Italie-Allemagne, au bout de l'ennui. Sur le canapé de mon ami Damien, à deux pas de l'hôpital à Genève, nous assistons au choc de la peur. C'est la fin du Mondial. Le ventilateur dissipe mollement la torpeur ambiante. Nous étions 14 le soir de Suisse-Corée du Sud. Nous sommes cinq en cette soirée de demi-finale, c'est dire s'il y a désertion. Autour de l'écran, Maria la Brésilienne maudit Ronaldino, Ronaldo et cie. Elle n'aime plus personne depuis samedi. Bernard l'Espagnol, lui, a un faible pour la Mannschaft - il est le seul a tenir pour les gars de Klinsmann. François le Genevois pense surtout aux Bleus de Thierry Henry - c'est mon seul allié. Et Damien qui a des racines italiennes oscille entre dépression et euphorie. Bref, nous coulons en bande, à cinq dans le canapé.
"Ils jouent à la grecque"constate Damien enragé, qui se souvient du triomphe des Helléniques au dernier championnat d'Europe. Je sursaute. La Grèce, patrie de la tragédie et de l'épopée, assimilée à l'ordre et à la discipline. Quelle déchéance! Fallait-il en arriver là: que le berceau de notre culture soit le sarcophage de notre football. Sous le choc, au seuil des prolongations, je demande à Damien un whisky. "Celui que buvait François Mitterrand te convient?"
Je le bois, il est tiède, mais fait son effet. Comme par miracle alors, le match change de ton. La Squadra a des ailes, touche du bois deux fois. La Mannschaft, elle, a des pattes de canard dans du sable mouvant, nous avons changé de dimension, je suis debout dans le salon de Damien, je ne glose plus sur le futur match de Zidane - ce soir, oui ce soir face au Portugal de Figo et de Scolari, qu'il advienne le grand soir - je hurle, mes camarades en font autant, au loin les Américains cherchent à nous abrutir avec leurs feux d'artifice - c'est fête nationale, le 4 juillet. Mais nous, nous sommes devenus dionysiaques: nous suons, nous trépignons, nous implorons les dieux pour qu'ils nous épargnent les pénalties. Et voilà qu'ils nous écoutent: Grosso marque, une minute avant que ne tombe l'épée de Damoclés. Damien se précipite au balcon, hurle "Forza Italia!". Silence. Et puis bientôt tempête. Del Piero vient de parachever la tragédie.

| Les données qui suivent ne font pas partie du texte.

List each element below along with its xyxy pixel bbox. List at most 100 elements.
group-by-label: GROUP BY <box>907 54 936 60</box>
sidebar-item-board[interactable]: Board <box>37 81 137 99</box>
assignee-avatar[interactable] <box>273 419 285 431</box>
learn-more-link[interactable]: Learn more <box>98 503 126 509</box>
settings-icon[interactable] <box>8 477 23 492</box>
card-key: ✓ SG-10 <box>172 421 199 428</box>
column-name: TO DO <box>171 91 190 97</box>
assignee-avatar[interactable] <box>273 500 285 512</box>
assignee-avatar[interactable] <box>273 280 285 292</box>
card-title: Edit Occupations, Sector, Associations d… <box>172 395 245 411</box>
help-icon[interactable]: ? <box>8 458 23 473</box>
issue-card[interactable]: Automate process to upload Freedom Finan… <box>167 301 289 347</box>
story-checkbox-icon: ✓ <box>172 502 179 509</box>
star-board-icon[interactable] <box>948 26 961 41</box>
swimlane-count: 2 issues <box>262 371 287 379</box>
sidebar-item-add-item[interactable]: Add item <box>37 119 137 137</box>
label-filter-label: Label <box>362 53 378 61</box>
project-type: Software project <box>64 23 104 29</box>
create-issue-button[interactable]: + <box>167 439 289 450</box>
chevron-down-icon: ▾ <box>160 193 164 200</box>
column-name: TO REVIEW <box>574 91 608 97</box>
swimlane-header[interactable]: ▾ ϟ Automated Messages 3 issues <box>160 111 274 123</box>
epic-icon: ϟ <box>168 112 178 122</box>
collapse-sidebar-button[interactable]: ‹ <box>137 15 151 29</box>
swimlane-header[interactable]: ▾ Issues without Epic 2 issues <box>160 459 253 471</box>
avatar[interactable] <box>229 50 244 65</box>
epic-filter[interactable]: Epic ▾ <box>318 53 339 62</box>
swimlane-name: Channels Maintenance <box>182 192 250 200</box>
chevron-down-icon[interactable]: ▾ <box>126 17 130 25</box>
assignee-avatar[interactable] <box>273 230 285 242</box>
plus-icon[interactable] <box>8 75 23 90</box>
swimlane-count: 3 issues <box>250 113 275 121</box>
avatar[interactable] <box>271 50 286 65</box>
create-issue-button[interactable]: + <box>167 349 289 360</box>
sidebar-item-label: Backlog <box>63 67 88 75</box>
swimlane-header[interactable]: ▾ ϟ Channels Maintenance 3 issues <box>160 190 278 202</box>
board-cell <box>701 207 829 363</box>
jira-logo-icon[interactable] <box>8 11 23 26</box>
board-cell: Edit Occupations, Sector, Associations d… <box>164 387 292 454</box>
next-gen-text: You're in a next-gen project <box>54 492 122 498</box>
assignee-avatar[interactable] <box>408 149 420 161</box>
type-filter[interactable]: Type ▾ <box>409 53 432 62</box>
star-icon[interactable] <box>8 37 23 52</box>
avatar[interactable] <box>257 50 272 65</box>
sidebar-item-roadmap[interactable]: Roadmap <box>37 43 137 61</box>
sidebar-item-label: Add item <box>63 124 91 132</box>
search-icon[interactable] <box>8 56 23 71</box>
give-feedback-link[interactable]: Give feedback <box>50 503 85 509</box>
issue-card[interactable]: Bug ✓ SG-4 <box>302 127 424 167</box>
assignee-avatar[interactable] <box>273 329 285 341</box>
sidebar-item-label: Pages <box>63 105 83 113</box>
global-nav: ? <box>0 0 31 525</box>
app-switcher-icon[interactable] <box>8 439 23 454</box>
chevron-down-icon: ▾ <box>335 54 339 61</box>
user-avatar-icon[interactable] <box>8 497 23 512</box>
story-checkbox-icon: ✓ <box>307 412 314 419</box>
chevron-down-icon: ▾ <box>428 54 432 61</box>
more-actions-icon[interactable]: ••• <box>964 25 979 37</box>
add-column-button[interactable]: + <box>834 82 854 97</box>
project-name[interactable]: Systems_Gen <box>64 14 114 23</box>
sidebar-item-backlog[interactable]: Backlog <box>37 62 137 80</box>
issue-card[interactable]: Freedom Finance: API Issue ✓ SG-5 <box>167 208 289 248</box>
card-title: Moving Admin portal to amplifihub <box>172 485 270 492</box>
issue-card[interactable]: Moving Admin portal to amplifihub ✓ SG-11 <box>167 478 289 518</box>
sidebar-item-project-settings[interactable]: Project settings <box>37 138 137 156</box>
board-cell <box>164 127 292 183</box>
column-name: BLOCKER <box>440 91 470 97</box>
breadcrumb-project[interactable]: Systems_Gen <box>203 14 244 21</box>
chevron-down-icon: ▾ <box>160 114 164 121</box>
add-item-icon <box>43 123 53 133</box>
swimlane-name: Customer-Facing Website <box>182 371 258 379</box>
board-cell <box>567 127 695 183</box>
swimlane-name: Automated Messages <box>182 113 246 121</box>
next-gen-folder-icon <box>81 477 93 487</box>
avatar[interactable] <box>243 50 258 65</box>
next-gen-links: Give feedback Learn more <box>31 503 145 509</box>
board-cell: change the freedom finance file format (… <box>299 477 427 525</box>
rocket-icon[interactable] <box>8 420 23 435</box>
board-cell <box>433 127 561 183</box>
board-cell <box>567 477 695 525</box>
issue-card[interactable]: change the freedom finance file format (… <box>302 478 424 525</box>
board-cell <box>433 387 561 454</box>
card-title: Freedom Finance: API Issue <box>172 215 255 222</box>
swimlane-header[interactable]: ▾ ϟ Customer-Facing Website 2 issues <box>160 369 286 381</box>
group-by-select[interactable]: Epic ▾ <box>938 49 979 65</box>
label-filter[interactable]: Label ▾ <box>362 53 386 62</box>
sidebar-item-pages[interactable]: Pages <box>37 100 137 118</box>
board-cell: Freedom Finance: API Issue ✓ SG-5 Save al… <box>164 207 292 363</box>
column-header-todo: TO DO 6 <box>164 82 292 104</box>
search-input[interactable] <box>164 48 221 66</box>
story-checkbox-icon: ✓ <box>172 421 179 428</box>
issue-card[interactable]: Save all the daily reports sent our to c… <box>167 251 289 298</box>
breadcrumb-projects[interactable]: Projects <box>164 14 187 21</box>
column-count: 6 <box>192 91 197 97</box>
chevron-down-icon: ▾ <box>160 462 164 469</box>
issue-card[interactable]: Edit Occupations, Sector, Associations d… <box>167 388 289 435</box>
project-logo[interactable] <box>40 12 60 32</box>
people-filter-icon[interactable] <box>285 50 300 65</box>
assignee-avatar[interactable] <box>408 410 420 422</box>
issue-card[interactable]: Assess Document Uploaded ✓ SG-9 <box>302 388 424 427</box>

118 minutes à se morfondre. Deux minutes de joie. Le foot, c'est parfois comme le théâtre. De bons acteurs récitent leur texte. Et puis soudain deux répliques fusent. Se gravent dans nos mémoires. Le rideau tombe. On est dans le bonheur de ces deux répliques. Et on oublie qu'on s'est ennuyé. A.Df
Oui un peu comme de vous lire, il est préférable d'aller directement à la fin. Vos articles sont d'un ennuis à préférer regarder 3 heures un film d'auteur IRANIEN!